Summary of recommendations
| Report germline likely pathogenic/pathogenic variant in diagnostic setting | Surveillance* for affected proband | Offer predictive testing | Offer surveillance* if positive predictive test | |
| Individual with SDHA-associated tumour (wtGIST, paraganglioma, phaeochromocytoma), renal cancer, neuroblastoma and pituitary adenoma with immunohistochemical evidence of SDH deficiency, see table 1) | Yes | Yes Offer follow-up for initial tumour and surveillance for metachronous tumours (see recommendation 4) | Recommend for FDR, following detailed discussion | Offer surveillance (see recommendation 6) following detailed discussion regarding current knowledge and limitations |
| Individual with non-SDHA-associated tumour | Yes, recommend reporting is coupled with a recommendation that SDH IHC is performed and the finding is considered to be a non-actionable secondary finding unless there is immunohistochemical evidence of SDHB/SDHA loss in the tumour or a family history of SDHA-associated tumours† | No† | No† | N/A |
*Surveillance: annual symptom review, blood pressure monitoring, biochemistry with plasma metanephrines and 3–5 yearly imaging of neck, thorax, abdomen and pelvis, preferably with MRI from age 15.

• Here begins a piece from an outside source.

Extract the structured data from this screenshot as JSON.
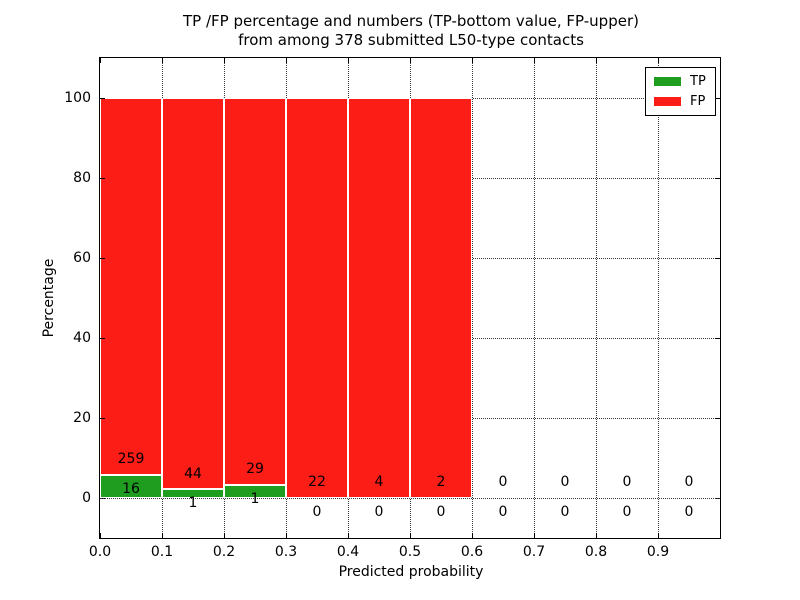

†For individuals with non-SDHA-associated tumours identified to have a PGV in SDHA, we would consider these a non-clinically actionable finding, unless the tumour is demonstrated to show SDHB/SDHA loss or there is a family history of SDHA-associated tumours. If either IHC loss or family history is confirmed, then recommendations should shift to that for an individual with an SDHA-associated tumour.
FDR, first-degree relative; IHC, immunohistochemical; PGV, pathogenic germline variant; wtGIST, wild-type gastrointestinal stromal tumour.